Report: B-to-b marketers don't measure campaigns

Twenty percent of b-to-b marketers don't measure the effectiveness of their campaigns, particularly when it comes to generating marketing-sourced sales leads, said Adam Blitzer, COO of Pardot, a marketing automation company that specializes in b-to-b.

The statistic, said Blitzer, comes from Pardot's “Marketing Metrics Survey” that asked 65 b-to-b marketers—many of whom from Pardot's own pool of 900 clients—what metrics are important and how those metrics are measured.

“The results were a bit surprising to us,” Blitzer said. “We would've guessed that close to 100 percent were measuring at least basic metrics.” The survey found, for instance, that 20% of b-to-b marketers don't measure the number of new sales leads generated by each marketing campaign.

The current survey was inspired by Pardot's Q4 2011 study on how marketers used and measured social media, Blitzer said. The 2011 study found that one-third of marketers don't measure the results of their social media campaigns.

“If this was five years, ago, this wouldn't be surprising,” Blitzer said of the findings. “You didn't have the tools for it or, if you did, it was just too tedious to do. I'm surprised that this is still the case because there are so many measurement tools today.”

The Pardot study also found that 30 percent of marketers lacked the tools they needed to track marketing leads. Another 30 percent weren't tracking marketing-sourced opportunities, or other metrics, he said.

Blitzer attributed this to the fact that b-to-b is a heavily sales-centric field. One way to help change this culture would be to “justify the existence of the marketing team as a revenue driver as opposed to a cost center.” Marketers, he said, ought to use CRM just as much as their sales-team counterparts; they should leverage CRM to track marketing campaigns from lead generation to sales, which would allow marketers to quantify success. The should also determine exactly how much revenue each campaign drives.

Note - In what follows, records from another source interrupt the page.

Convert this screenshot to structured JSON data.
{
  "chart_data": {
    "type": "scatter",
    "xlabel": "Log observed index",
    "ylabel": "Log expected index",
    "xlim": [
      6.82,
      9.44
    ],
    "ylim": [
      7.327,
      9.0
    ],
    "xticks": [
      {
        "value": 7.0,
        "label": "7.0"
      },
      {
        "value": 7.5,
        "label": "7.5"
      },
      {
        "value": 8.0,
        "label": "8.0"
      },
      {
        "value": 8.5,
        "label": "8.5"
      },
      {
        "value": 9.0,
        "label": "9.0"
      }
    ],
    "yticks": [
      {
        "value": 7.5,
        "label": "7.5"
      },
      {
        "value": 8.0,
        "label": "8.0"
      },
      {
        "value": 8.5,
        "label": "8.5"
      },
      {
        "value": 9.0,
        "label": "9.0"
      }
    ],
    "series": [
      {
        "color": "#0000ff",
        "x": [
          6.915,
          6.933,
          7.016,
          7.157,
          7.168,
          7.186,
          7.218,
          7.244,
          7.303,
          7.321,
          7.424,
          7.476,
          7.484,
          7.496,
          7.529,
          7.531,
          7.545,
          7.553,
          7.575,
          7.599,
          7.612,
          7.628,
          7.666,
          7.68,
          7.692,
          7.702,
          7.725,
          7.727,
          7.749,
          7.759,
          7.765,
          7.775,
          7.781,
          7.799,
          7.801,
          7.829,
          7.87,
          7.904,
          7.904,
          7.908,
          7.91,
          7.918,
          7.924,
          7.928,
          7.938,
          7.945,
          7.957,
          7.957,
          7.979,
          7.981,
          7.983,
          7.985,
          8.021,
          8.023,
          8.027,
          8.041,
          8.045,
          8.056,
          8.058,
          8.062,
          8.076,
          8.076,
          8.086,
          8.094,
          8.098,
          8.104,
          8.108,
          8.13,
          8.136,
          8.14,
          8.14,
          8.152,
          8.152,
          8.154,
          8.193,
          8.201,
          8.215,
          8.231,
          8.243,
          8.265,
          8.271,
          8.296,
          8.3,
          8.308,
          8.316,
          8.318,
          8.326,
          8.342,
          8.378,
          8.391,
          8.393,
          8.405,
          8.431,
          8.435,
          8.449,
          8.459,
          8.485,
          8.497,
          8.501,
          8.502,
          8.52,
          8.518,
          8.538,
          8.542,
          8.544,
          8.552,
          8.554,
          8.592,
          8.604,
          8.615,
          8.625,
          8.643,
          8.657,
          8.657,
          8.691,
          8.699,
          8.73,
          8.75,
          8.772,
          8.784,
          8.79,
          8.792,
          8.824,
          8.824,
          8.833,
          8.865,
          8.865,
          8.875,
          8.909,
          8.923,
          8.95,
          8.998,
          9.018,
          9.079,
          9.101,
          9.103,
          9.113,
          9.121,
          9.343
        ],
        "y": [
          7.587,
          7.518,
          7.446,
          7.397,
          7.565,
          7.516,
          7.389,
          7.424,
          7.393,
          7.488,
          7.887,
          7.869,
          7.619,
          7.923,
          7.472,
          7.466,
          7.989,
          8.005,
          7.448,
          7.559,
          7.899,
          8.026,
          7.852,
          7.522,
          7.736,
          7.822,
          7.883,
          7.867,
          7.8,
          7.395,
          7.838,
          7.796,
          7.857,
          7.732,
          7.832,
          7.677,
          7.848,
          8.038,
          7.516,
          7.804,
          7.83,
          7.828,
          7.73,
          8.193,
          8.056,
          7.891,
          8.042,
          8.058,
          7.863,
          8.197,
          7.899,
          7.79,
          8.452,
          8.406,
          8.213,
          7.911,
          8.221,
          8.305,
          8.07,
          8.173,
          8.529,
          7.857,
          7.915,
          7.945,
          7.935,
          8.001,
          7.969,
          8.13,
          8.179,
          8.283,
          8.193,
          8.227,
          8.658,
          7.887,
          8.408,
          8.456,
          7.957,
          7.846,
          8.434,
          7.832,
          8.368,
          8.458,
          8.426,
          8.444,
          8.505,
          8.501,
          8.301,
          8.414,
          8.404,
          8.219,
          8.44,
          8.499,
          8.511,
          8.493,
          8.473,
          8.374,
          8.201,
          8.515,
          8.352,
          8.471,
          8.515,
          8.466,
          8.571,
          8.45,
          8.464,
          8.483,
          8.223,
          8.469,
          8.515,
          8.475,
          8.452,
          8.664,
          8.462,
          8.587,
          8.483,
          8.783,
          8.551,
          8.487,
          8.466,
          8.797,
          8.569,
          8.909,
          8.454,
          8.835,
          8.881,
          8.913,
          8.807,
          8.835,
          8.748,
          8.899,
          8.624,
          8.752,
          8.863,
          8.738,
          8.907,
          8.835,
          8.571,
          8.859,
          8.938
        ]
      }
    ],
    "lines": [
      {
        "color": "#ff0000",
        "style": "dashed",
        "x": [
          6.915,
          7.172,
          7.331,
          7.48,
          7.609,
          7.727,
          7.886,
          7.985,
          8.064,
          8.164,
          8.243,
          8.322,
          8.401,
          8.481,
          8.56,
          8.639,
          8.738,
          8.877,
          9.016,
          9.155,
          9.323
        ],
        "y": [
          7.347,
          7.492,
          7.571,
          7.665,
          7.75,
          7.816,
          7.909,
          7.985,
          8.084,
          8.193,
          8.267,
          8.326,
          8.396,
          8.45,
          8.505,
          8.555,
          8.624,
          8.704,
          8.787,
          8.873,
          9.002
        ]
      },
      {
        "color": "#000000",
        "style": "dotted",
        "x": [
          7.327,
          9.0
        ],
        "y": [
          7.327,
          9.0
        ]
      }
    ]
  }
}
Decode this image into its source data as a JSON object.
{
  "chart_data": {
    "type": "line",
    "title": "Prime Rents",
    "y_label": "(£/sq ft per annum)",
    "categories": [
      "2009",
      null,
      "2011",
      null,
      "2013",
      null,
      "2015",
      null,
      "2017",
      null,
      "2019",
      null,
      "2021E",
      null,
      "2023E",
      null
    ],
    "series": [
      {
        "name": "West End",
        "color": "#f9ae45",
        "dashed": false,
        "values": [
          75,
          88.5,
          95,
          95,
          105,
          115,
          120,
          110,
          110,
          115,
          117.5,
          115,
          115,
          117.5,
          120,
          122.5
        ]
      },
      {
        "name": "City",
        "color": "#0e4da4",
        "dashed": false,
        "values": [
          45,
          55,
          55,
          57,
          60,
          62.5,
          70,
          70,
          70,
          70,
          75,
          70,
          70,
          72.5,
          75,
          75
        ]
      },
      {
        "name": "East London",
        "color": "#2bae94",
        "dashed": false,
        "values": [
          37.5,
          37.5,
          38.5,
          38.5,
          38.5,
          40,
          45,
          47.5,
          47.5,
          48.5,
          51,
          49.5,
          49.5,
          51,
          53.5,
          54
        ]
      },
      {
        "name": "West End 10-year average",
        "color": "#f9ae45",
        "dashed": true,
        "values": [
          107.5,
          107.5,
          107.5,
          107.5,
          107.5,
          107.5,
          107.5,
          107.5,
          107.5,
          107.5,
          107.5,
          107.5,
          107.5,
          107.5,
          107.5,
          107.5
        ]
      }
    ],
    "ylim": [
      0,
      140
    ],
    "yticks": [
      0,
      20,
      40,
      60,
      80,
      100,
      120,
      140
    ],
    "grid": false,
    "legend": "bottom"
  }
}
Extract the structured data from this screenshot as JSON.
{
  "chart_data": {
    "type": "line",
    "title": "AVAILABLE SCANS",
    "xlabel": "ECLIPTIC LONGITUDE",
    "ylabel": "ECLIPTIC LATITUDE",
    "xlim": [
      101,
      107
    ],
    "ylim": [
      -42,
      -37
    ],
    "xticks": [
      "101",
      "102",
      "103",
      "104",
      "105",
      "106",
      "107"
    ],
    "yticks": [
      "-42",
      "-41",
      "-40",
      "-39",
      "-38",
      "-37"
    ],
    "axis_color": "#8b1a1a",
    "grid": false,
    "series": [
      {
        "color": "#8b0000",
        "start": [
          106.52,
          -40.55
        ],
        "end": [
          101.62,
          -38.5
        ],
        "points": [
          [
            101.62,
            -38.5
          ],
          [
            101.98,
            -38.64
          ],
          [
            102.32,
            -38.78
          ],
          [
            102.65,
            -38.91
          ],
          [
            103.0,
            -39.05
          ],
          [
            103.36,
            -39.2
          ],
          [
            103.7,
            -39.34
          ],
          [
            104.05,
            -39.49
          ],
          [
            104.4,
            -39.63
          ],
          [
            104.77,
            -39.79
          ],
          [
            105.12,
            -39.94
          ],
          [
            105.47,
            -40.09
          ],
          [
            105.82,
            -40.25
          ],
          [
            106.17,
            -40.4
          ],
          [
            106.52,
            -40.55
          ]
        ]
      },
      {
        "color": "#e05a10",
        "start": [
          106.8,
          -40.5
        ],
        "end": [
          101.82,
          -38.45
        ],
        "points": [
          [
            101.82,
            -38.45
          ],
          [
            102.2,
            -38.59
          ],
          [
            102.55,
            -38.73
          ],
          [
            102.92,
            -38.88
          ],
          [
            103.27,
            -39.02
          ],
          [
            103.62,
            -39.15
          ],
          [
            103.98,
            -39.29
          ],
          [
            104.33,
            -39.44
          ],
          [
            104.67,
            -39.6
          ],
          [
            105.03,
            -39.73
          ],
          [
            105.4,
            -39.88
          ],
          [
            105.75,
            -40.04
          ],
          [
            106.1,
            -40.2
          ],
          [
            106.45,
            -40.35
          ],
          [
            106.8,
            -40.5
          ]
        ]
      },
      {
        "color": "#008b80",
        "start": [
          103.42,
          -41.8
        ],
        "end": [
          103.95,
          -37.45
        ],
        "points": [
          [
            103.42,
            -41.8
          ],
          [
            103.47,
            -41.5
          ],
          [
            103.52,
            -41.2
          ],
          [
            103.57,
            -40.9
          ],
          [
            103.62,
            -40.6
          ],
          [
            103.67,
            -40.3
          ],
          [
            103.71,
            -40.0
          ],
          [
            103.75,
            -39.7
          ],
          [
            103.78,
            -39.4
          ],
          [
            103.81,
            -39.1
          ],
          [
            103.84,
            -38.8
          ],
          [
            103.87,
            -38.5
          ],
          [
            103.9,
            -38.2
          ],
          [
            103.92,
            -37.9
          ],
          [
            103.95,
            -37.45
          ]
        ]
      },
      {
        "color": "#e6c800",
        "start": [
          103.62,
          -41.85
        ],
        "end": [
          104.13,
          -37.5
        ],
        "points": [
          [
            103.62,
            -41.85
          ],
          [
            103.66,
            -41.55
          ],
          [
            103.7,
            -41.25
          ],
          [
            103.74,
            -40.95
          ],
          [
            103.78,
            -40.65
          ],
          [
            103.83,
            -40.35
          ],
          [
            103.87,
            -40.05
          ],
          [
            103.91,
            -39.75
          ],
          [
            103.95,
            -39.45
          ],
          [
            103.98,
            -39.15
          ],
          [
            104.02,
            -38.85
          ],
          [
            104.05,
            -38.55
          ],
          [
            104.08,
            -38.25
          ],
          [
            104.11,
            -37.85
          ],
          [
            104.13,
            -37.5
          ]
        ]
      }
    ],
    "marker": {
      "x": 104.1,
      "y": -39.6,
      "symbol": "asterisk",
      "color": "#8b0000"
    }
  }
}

Ultimately, marketers and sales teams need to work more closely together to get the most from marketing campaigns, he said. “I think when those two sides work well together, things really hum from an operational standpoint.” Salesforce.com, Blitzer said, is an example of a large company that does this well.

“They always spend a lot of money on sales and marketing compared to more traditional software vendors,” he said. “They've had a lot of growth that way. They have a good, tight play between marketing and sales.”